Even as we are invited into these stories, we are also required to respond.

During our first year of marriage, we learned what this can look like when we respond together, as one.

While we could have easily stayed in Kenya, thanks to a wonderful team of colleagues, a welcoming church community and a never-ending need, we prayed together and felt that something new was coming.

Friends in the Wednesday Kiamaiko group in Nairobi, Kenya

Daily prayers over specific places and opportunities that arose, were prayed in faith. Unsure exactly what we were “looking for” in our response.

And, as has happened through many times in both of our lives, the answer came through voices of those we respect, opportunities confirmed, and others that fell through.

The decision to go to Malawi was largely influenced by a desire to share what we had learned about community development and micro-finance through our experience with the Hope Partnership, the need of our family (Ben and Becca Hayes) for teammates after a year of being on the field, and a vision trip of confirmation during March of last year.

During this time of fund-raising, I find myself asking the same question from time to time. When individuals and churches overwhelm us with their generosity, I find myself affirmed by the provision of God. And, when it seems like our goal is a long way off, I find myself asking the same question, “Why Malawi?”

This has been the process. Here are some more of the answers we have learned along the way.

Malawi ranks 170 out of 187 countries on the Human Development Index.

With gender inequality as what Nikolas Kristof calls the central moral challenge of our century, 460 out of every 100,000 women die from pregnancy related causes. About 105.6 live births out of every 1000 live births are from adolescents.

If this wasn’t convincing enough, this was.
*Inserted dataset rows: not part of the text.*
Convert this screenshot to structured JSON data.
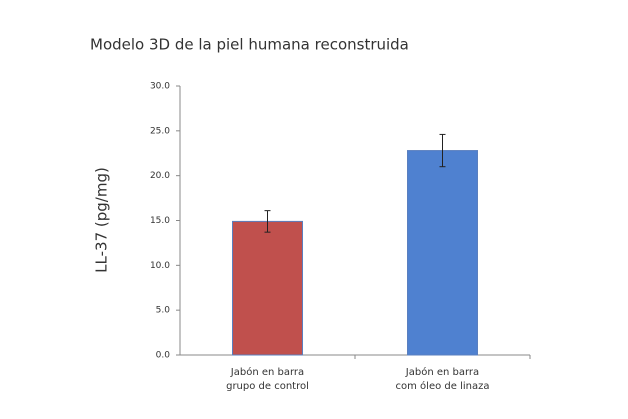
{
  "chart_data": {
    "type": "bar",
    "title": "Modelo 3D de la piel humana reconstruida",
    "y_label": "LL-37 (pg/mg)",
    "categories": [
      [
        "Jabón en barra",
        "grupo de control"
      ],
      [
        "Jabón en barra",
        "com óleo de linaza"
      ]
    ],
    "values": [
      14.9,
      22.8
    ],
    "errors": [
      1.2,
      1.8
    ],
    "colors": [
      "#c0504d",
      "#4f81d0"
    ],
    "ylim": [
      0,
      30
    ],
    "yticks": [
      {
        "value": 0,
        "label": "0.0"
      },
      {
        "value": 5,
        "label": "5.0"
      },
      {
        "value": 10,
        "label": "10.0"
      },
      {
        "value": 15,
        "label": "15.0"
      },
      {
        "value": 20,
        "label": "20.0"
      },
      {
        "value": 25,
        "label": "25.0"
      },
      {
        "value": 30,
        "label": "30.0"
      }
    ],
    "grid": false
  }
}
But there is need everywhere. Need is enough to paralyze, not to mobilize.

B and Ruth Shelburne, just before the flight to Malawi in 1961

Somehow, we’ve been written into a heritage of faith that has not only impacted our stories, but the stories of the people of Southern Malawi, with the Hayes, Shelburne and Wilks families legacy at Namikango. (Along with other families through the years.) Through their willingness to respond, local Malawian leaders have been raised up within the church, and have started over 1300 churches throughout Malawi… 1300 entrances into community.
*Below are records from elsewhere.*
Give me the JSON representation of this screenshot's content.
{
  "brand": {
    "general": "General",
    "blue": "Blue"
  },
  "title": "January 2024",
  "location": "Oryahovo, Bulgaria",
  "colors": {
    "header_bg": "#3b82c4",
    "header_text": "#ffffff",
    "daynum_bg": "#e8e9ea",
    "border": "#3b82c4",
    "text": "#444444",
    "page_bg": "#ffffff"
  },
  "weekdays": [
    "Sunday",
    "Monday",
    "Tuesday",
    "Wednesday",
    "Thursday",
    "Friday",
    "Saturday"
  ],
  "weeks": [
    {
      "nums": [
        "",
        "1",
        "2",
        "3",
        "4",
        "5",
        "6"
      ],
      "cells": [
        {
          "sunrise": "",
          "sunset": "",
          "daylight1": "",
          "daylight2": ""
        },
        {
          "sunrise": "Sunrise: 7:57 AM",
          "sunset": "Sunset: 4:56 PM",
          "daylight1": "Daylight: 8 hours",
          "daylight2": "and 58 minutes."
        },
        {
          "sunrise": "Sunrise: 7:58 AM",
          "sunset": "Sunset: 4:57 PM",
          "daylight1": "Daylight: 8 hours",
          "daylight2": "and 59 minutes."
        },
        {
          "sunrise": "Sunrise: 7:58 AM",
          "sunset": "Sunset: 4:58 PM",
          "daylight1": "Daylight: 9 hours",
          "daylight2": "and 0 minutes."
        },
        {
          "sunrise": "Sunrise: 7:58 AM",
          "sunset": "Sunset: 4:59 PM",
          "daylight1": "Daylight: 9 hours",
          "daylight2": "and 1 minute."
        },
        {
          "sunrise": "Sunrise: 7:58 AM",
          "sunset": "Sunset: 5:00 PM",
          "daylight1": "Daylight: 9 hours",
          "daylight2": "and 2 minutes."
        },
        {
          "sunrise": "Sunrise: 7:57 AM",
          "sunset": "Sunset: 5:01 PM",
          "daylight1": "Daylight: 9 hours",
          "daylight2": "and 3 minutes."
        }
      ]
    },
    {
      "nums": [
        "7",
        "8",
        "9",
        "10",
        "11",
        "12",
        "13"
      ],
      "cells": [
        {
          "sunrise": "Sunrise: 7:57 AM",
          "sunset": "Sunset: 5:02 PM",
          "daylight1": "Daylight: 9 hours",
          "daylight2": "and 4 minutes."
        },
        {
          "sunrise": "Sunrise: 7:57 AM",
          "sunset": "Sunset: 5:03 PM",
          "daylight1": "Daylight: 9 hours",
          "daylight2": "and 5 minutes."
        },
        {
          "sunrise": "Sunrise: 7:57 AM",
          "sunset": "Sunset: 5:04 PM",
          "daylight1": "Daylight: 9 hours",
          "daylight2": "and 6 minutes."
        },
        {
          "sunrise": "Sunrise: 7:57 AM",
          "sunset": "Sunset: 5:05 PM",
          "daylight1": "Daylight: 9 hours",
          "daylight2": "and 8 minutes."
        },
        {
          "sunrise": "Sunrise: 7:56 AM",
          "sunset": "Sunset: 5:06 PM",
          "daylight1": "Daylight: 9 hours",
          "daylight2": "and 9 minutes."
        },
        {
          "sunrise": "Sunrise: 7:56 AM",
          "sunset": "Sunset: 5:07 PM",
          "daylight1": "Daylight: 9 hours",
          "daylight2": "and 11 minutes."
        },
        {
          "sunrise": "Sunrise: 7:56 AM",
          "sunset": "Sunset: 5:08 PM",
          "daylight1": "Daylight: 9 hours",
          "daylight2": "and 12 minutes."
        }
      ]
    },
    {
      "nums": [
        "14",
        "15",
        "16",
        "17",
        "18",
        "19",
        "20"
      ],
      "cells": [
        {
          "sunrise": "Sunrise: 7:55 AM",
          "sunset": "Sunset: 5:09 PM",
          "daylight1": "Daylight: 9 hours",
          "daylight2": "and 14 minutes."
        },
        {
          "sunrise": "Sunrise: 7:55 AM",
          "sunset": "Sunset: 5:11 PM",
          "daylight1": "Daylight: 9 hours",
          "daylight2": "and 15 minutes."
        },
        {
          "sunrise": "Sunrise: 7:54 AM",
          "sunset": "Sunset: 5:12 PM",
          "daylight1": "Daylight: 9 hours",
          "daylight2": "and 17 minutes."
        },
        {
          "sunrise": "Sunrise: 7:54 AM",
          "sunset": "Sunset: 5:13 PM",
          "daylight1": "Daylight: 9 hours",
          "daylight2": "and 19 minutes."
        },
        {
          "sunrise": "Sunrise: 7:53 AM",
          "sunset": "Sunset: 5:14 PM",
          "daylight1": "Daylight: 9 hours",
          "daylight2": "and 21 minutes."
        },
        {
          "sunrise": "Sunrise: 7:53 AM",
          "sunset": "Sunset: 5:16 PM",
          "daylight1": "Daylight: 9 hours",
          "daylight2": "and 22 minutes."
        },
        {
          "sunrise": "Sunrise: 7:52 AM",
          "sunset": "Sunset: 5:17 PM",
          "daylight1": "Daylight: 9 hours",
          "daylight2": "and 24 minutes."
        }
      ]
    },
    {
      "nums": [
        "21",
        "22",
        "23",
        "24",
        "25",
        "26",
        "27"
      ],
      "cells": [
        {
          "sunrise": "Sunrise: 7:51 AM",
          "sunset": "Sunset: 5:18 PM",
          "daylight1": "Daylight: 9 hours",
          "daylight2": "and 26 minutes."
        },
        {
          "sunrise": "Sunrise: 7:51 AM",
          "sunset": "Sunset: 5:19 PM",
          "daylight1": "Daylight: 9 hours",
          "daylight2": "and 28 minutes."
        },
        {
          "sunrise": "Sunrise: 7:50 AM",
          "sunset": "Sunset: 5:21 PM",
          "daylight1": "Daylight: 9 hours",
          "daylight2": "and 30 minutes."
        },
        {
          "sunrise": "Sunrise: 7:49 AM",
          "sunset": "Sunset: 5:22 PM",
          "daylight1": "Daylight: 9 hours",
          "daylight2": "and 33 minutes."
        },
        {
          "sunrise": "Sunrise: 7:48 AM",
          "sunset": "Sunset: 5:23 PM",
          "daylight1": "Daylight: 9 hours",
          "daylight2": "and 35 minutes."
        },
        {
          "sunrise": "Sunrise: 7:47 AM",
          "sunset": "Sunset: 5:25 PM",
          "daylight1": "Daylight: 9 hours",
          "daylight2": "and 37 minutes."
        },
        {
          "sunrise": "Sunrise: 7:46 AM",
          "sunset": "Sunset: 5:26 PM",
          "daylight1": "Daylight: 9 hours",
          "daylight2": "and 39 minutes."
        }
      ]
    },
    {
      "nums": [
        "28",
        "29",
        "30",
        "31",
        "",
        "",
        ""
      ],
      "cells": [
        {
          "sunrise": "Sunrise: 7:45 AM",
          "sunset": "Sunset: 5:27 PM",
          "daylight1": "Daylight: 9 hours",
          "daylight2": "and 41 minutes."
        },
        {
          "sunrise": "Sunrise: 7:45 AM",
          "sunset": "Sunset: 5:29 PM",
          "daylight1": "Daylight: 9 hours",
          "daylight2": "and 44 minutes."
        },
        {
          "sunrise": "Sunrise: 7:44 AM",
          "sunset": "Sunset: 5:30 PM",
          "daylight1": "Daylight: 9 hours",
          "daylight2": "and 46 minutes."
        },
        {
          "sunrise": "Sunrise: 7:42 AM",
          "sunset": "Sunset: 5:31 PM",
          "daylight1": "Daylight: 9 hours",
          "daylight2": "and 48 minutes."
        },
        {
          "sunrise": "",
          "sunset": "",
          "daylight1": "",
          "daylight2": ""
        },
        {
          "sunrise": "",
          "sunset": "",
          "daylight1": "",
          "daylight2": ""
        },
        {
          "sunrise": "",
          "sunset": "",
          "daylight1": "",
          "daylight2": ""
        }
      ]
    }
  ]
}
Somehow, through our experiences with Missions of Hope, we have learned that without heart and mind transformation, change is not sustainable. That while money cannot solve a problem, access to basic financial services and local ownership of the welfare of the community can play a significant part.

Roland Hayes in the early days of Namikango

We are privileged to have had supporting roles in the work that continues in Nairobi, and have been placed at this time in the path of a mission with a strong history whose vision is growing to include encouraging sustainable community development.
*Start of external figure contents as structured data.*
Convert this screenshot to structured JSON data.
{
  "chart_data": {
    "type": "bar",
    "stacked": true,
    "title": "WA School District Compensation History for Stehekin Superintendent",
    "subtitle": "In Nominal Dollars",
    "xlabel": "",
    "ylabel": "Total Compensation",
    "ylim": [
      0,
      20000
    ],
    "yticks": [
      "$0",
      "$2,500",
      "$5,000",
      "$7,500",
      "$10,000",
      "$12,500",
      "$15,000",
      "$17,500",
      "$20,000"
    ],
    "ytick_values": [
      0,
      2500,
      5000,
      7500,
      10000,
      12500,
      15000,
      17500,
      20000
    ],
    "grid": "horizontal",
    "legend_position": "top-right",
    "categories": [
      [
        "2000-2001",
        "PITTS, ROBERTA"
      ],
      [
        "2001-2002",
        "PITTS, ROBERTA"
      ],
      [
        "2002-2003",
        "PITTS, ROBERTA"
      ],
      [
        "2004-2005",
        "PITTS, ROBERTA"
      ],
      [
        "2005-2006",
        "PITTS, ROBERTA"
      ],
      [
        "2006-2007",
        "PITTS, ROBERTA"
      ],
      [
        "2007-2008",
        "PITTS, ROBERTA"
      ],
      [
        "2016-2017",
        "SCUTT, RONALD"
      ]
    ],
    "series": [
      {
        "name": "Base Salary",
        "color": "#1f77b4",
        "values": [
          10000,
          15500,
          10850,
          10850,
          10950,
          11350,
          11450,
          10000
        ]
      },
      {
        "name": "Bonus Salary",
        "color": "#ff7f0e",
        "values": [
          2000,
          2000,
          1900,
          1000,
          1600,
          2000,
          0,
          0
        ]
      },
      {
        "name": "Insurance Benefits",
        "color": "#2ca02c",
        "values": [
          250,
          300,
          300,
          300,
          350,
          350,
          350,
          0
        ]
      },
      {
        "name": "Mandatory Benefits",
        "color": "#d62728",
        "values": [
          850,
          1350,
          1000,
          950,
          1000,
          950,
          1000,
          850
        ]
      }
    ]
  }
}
While these are the logical reasons that have led us to Malawi, the answer surely is fuller than we can see from this side.

We look forward to the times when we will develop relationships with Malawians and those from other nationalities and know, “This is Why.”

When we are able to share what we know, and learn from our local partners about what they think the best way to begin CHE would be. When we observe the local economy and are able to dive into discovering a new community to see what skill-sets would be helpful in providing alternative income-generating activities.

We look forward to the families we will get to know through the Maternity Clinic and School, through broken language, graciously relying on others to teach us how to communicate.

I look forward to learning about the needs of young girls in the community who become mothers at a young age, and engaging in their journey of discovering how Jesus is present with them, and how that changes everything.

It’s a new place, and we have spent just enough time living overseas to know that our expectations must be vague enough to allow anything to fit inside, and specific enough to keep us focused on the goals at hand.

Convinced not by an audible voice once heard, but by a grace that extends to us daily and invites us to respond.